“I firmly believe that at some point the vast majority of books will be in electronic form,” Jeff Bezos said in the 1997. However, two decades later, there was still no real platform for consumers to purchase and read books electronically.  Companies like NuvoMedia, SoftBook, Rocketbook had all tried and failed. Was there just no demand, or were these products missing the Bezos touch?
By 2004, facing the growing power and threat of a revived Apple, Jeff Bezos finally decided it was time to develop a digital strategy for Amazon in the media space. Soon thereafter he launched Lab126 which would later produce the first Kindle. 
Launch of the First Kindle
Amazon’s business model in the book-selling business is based on the virtuous cycle of lower prices and convenience attracting customers, which leads to higher sales volume, which results in lower fixed costs per book and greater negotiating leverage with publishers, which allows Amazon to demand even lower prices. Thus, the decision to go into e-books was a natural extension of Amazon’s desire to drive greater sales volume and increase publishers’ dependency.
However, Bezos knew that for the Kindle to succeed where previous e-readers had failed, there needs to be lots of e-books available. At that time, all the major publishers in the world had digitized less than 20,000 books in total.

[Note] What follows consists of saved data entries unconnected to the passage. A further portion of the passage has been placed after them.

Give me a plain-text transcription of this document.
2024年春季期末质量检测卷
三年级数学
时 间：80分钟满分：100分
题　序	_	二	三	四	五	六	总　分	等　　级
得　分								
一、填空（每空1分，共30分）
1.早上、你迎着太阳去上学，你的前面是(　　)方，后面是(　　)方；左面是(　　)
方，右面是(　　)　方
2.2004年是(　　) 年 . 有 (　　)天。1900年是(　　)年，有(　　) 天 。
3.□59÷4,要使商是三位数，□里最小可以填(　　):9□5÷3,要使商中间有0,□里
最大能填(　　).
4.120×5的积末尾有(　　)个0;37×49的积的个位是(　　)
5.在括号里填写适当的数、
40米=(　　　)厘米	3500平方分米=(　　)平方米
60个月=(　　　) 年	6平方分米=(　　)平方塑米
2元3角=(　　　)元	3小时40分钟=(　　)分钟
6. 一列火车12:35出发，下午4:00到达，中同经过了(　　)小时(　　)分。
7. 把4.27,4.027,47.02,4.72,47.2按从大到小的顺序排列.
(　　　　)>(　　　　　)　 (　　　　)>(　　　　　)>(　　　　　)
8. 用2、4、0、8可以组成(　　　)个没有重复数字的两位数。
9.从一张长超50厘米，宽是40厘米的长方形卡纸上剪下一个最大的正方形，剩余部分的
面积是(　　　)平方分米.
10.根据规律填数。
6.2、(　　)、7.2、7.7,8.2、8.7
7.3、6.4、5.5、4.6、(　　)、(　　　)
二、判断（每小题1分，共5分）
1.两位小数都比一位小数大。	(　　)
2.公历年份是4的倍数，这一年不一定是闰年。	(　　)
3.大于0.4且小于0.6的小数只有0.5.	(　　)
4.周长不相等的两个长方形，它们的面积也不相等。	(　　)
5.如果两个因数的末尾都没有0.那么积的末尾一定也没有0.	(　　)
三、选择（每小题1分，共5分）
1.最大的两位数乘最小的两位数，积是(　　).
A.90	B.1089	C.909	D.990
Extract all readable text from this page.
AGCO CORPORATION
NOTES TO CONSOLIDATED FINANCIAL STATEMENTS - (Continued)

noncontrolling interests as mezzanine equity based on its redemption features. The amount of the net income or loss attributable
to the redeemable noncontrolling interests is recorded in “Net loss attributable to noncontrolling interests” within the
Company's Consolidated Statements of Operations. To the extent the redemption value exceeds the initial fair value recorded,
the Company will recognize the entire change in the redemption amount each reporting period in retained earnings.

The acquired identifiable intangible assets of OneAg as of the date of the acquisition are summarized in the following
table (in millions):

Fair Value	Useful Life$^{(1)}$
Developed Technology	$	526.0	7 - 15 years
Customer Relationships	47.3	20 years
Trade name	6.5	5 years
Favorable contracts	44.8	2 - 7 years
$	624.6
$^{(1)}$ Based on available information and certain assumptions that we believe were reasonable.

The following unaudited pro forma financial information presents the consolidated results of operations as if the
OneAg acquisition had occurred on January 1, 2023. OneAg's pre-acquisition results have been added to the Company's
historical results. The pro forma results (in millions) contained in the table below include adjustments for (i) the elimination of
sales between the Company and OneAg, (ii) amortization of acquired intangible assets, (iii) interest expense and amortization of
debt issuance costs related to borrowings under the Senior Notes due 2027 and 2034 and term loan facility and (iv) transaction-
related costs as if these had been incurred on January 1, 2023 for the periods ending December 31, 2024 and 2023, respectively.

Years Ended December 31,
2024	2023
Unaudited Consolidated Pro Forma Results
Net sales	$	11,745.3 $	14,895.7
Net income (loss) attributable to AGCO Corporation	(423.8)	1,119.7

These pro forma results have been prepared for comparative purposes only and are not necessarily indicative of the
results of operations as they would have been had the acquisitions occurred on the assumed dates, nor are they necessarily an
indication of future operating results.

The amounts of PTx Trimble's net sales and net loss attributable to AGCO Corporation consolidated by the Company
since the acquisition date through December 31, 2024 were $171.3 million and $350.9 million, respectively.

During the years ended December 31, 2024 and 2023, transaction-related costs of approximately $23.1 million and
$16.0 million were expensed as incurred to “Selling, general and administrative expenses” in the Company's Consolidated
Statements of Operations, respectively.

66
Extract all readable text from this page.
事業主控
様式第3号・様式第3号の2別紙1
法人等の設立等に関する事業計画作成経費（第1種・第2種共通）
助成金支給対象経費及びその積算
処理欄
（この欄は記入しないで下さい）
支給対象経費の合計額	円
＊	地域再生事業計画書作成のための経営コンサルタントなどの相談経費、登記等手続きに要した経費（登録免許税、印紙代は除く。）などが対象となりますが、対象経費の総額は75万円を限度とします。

However, Bezos decided he needed to push them to hit 100,000 by 2007. 
Amazon already had a strained relationship with publishers at this point. Far from being the white knight alternative to Barnes & Noble, Amazon by 2004 had become the biggest and most aggressive customer that publishers had ever faced. The negotiations relating to e-books were no less tense. Publishers that did not cooperate were told their rankings in Amazon’s search results would tank or they would be completely removed from Amazon’s website.  After almost two years of arm twisting, cajoling, and threats, Amazon was finally ready to announce the Kindle in 2007.
Bezos knew that to attract consumers he needed a price for e-books that was lower than the price of physical books, but he also knew that the publishers would balk at that idea. Thus, unbeknownst to the publishers, Amazon had left the price at which Amazon would sell the e-books out of the negotiated contract, and only Amazon’s purchase price was negotiated. When Bezos finally announced that all e-books would be sold for $9.99, well below the retail price for almost any physical book (and in many cases lower than the wholesale price Amazon was paying the publishers) , publishers were stunned and left with a bad taste in their mouths. Only in the past few years, with the alternative of Apple iBooks, have publishers been able to push back on the low pricing and come to more of an “agency pricing” agreement where Amazon takes a percentage commission on any price publishers set. 
Conclusion and Next Steps
The Kindle and e-books represented a fundamental change in the operating model of Amazon’s books business. No longer would consumers have to go online, order a book, and wait for it to be shipped to their house. With e-books, consumers could buy a book on Amazon’s kindle device (or online) at a significantly lower price and begin reading immediately. In a sense, Amazon had disrupted their own business by completely disintermediating the massive logistics infrastructure that drives the vast majority of Amazon’s business.
However, while the Kindle has been far more successful than any other e-book device, it is still far from Bezos’s original vision. Kindle’s customer base continues to be largely focused on a smaller group of high-volume readers. I believe a few changes need to happen in order to increase the adoption of e-books and Kindle devices:
- Amazon should negotiate a deal with publishers where anyone who purchases a physical book gets a copy of the e-book for free. From the publisher’s perspective, if a customer has already bought the physical book, there’s almost no chance of him paying for the e-book version so it is not a net loss to sales. This would create more demand for the Kindle which would help drive greater e-book sales.
- Currently the Kindle only supports books in Amazon’s exclusive mobi format versus the more popular epub format, which makes it challenging for non-tech savvy consumers to read anything except Amazon’s books on the Kindle. Amazon should open the Kindle to all formats of ebooks.  By getting consumers to move all their ebooks to the Kindle, it would create increased switching costs and greater loyalty to the product.
- Amazon needs to spend significantly more capital on improving the Kindle. It’s currently a weak alternative to the iPad and has very limited technological features, which makes it hard for most consumers to justify the $300+ price tag.